Before the week ended, everyone was shouting angrily at everyone else. Those teachers who crossed the picket lines in an effort to keep some 400 of the city's 900 schools limping along with skeleton staffs ran into a bitter barrage of invective. "Commies!" "Fascists!" "Nazi Lovers!" "Nigger Lovers!" shouted the highly confused strikers, many of them veterans of years of tortured teaching in the city's ghetto schools. Mayor John Lindsay, wearing a yarmulke, was jeered and insulted in a Brooklyn synagogue by a teacher-dominated audience as he tried to explain his stand on the strike. Shanker himself was shouted off the stage at a Manhattan meeting by a highly vocal crowd of black parents, who called him a white racist.

Vomit from Hell. The issue reaches beyond New York. Washington, Philadelphia, Milwaukee and other large cities are also grappling with the problem of how to run a sprawling urban school system. Like New York, they are trying or considering experiments in decentralization, and some of the arguments for such experiments are persuasive.
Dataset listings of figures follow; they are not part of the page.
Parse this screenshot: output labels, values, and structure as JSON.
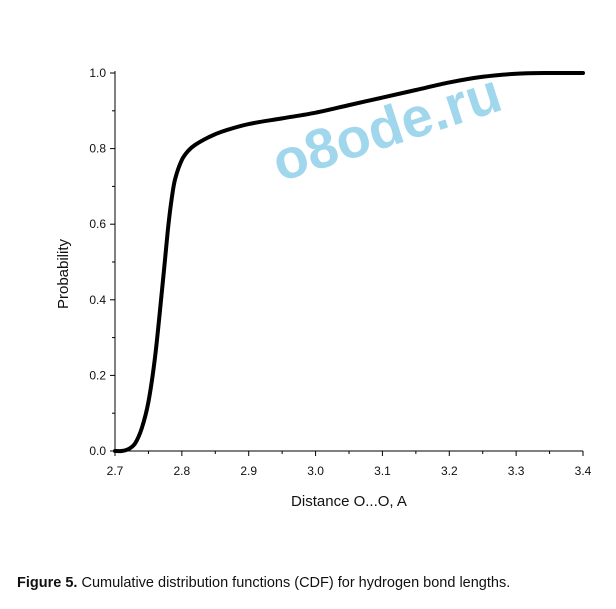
{
  "chart_data": {
    "type": "line",
    "xlabel": "Distance O...O, A",
    "ylabel": "Probability",
    "xlim": [
      2.7,
      3.4
    ],
    "ylim": [
      0.0,
      1.0
    ],
    "x_ticks": [
      "2.7",
      "2.8",
      "2.9",
      "3.0",
      "3.1",
      "3.2",
      "3.3",
      "3.4"
    ],
    "y_ticks": [
      "0.0",
      "0.2",
      "0.4",
      "0.6",
      "0.8",
      "1.0"
    ],
    "grid": false,
    "line_color": "#000000",
    "series": [
      {
        "x": [
          2.7,
          2.71,
          2.72,
          2.73,
          2.74,
          2.75,
          2.76,
          2.77,
          2.775,
          2.78,
          2.785,
          2.79,
          2.8,
          2.81,
          2.82,
          2.84,
          2.86,
          2.9,
          2.95,
          3.0,
          3.05,
          3.1,
          3.15,
          3.2,
          3.25,
          3.3,
          3.35,
          3.4
        ],
        "y": [
          0.0,
          0.0,
          0.005,
          0.02,
          0.06,
          0.13,
          0.25,
          0.42,
          0.51,
          0.6,
          0.67,
          0.72,
          0.77,
          0.795,
          0.81,
          0.83,
          0.845,
          0.865,
          0.88,
          0.895,
          0.915,
          0.935,
          0.955,
          0.975,
          0.99,
          0.998,
          1.0,
          1.0
        ]
      }
    ]
  },
  "watermark": "o8ode.ru",
  "caption": {
    "label": "Figure 5.",
    "text": " Cumulative distribution functions (CDF) for hydrogen bond lengths."
  }
}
Citywide school boards tend to become remote and impersonal; parents, particularly in ghetto areas, want more and more to have a say in choosing teachers for their children. Yet the problem of how to delegate powers to local boards without disrupting a whole system can be staggering.

New York's trouble began after a neighborhood governing committee in the Ocean Hill-Brownsville section of Brooklyn summarily transferred teachers because they were supposedly trying to sabotage the experiment. The committee was never able to document its harsher charges, but it stubbornly refused to back down, and hired its own nonunion instructors. The city's central school board finally suspended the Ocean Hill committee and its administrator, Rhody McCoy, because it refused to return the unwanted teachers to their regular duties. The move seemed to ease the crisis. The teachers were grudgingly accepted in seven of Ocean Hill's eight schools, and attendance throughout the citywide system returned almost to normal.

But in Ocean Hill's heavily Negro and Puerto Rican Junior High School 271, the controversial teachers were harassed by the nonunion staff. One acting principal, herself a Negro, claimed that she was confronted and threatened in her office by outside militants and later intimidated by Ocean Hill Committee Chairman the Rev. C. Herbert Oliver—a charge Oliver dismissed as "a vicious lie, vomited from the jaws of hell."